The Central Intelligence Agency (CIA) once tried to go to very extreme measures to try and gather information from other countries.
One of America’s biggest threats – and long has been – is Russia, with their feud dating back to the Cold War (which began in 1947).
What was then known as the Soviet Union and the US butted heads over a series of different things; from ideologies and politics to the two countries’ race to space.
Amid the tension between the two powerhouses, the CIA hatched a somewhat unconventional plan to find out other countries’ plans.
This was called Project Stargate and saw the CIA begin to investigate the idea of using paranormal phenomena in the military.
Basically, they wanted to train people to be able to do ‘remote viewing’ in a bid to gather information.
“Remote viewing refers to a type of extra-sensorial perception that involves using the mind to ‘see’ or manipulate distant objects, people, events, or other information that are hidden from physical view,” Popular Mechanics explains.

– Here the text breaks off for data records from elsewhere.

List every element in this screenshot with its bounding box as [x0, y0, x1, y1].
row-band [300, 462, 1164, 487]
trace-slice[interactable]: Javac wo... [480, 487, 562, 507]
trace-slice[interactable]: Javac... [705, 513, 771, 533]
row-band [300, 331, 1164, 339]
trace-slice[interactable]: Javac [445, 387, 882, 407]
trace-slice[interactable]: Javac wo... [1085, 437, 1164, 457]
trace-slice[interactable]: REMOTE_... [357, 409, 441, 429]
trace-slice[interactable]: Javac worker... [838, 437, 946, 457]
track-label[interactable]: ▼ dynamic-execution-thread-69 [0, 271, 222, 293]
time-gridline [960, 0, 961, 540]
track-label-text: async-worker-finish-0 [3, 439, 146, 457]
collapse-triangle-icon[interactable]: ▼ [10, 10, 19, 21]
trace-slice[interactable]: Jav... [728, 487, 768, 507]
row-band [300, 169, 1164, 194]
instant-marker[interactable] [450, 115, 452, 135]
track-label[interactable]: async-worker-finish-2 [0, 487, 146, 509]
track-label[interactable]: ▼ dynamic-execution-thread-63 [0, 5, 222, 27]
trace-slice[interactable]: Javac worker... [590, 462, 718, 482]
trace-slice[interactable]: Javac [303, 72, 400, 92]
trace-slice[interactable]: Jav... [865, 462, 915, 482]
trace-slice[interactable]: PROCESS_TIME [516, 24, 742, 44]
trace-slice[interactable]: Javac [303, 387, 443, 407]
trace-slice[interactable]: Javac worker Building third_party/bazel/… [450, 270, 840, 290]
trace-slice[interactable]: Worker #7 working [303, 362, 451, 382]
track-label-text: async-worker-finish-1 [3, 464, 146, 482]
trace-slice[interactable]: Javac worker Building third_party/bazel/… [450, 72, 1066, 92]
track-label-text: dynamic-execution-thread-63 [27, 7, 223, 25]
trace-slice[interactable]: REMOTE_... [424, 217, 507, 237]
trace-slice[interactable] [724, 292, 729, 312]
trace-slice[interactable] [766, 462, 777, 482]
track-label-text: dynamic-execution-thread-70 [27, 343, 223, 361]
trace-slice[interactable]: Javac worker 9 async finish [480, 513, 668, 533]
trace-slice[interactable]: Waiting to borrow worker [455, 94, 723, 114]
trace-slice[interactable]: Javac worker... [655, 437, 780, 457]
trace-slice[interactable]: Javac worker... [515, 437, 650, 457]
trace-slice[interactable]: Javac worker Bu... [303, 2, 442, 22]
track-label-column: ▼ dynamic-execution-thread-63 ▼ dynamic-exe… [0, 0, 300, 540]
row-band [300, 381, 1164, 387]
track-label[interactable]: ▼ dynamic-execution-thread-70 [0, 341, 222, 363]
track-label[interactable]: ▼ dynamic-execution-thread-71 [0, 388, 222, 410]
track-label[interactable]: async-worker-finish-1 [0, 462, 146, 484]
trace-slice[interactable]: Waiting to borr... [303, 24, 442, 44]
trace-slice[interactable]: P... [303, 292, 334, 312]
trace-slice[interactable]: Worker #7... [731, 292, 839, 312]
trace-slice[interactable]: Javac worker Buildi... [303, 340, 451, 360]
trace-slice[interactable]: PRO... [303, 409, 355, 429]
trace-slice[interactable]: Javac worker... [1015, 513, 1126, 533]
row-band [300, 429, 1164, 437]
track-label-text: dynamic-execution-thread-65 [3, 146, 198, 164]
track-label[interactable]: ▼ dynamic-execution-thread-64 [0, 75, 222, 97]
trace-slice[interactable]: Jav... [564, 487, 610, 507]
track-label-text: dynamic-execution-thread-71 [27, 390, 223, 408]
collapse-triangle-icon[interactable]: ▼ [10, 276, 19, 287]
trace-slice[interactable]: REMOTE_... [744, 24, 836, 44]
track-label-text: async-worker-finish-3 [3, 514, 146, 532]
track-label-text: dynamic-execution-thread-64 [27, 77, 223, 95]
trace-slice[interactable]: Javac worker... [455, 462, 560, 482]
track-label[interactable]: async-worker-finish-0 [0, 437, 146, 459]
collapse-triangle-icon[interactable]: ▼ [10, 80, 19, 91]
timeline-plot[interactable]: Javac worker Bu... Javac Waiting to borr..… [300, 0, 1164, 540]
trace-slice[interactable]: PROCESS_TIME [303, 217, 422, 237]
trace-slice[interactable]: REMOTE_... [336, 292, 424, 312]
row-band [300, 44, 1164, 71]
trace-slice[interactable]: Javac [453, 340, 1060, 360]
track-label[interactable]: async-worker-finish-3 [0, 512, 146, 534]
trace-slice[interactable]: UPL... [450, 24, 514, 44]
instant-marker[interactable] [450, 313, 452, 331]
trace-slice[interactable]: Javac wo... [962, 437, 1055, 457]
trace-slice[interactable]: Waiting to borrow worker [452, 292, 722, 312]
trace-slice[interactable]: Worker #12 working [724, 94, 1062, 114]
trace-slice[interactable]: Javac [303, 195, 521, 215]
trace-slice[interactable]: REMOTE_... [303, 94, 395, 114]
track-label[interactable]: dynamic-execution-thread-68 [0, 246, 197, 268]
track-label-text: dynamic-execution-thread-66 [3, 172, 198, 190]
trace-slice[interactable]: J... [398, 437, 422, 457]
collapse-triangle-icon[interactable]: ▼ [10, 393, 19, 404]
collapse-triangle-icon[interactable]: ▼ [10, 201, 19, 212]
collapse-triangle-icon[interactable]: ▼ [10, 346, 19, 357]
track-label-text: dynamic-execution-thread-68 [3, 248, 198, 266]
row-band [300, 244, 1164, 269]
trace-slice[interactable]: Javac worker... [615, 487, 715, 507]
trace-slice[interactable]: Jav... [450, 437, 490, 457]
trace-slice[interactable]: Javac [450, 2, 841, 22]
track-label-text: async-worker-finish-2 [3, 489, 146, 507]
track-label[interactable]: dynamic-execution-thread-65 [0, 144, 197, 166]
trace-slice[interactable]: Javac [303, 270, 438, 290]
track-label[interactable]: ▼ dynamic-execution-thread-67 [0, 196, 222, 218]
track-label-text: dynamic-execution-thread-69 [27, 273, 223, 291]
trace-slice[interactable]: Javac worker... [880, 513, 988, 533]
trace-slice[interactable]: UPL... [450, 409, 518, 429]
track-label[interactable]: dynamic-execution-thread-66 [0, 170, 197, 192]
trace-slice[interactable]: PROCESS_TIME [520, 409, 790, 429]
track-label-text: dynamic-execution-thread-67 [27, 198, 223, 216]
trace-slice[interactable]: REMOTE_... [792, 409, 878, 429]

Stargate was taken over by the Defense Intelligence Agency (DIA) in the 1980s, which is when an unusual experiment involving Mars took place.
As per a report titled ‘Mars Exploration May 22, 1984’, the DIA psychologically ‘transported’ someone to Mars.
They did this using astral projection – the concept that a person’s spirit can travel through the astral plane.
The time the subject was supposedly visiting was one million years B.C., and they were verbally given different geographical coordinates supposedly on the Red Planet.
The report, which is said to have been declassified in 2017, recorded what was said when the person in question supposedly mentally went to Mars, while their physical being remained on Earth.
The transcript shows that the individual reported seeing a ‘pyramid or pyramid form’, ‘severe clouds’, and ‘a perception of a shadow of people’.
The subject also was quoted saying: “I just keep seeing very large people. They appear thin and tall, but they’re very large. Ah… wearing some kind of strange clothes.”
Does this mean we actually discovered life on Mars 40 years ago? Who knows.
Project Stargate went on to run until 1995, when it was eventually concluded that ‘remove viewing’ wasn’t particularly useful or successful in gathering information.
Both the DIA and CIA started to declassify documents that were attributed to the project in the run-up to it being shut down so that the scientific credibility of the program could be externally reviewed.
While the findings were ‘compelling’, reviewer Ray Hyman wasn’t convinced that remote viewing was real.
Hyman may have had his reservations, but he did admit that ‘the contemporary findings along with the output of the [Stargate] program do seem to indicate that something beyond odd statistical hiccups is taking place’.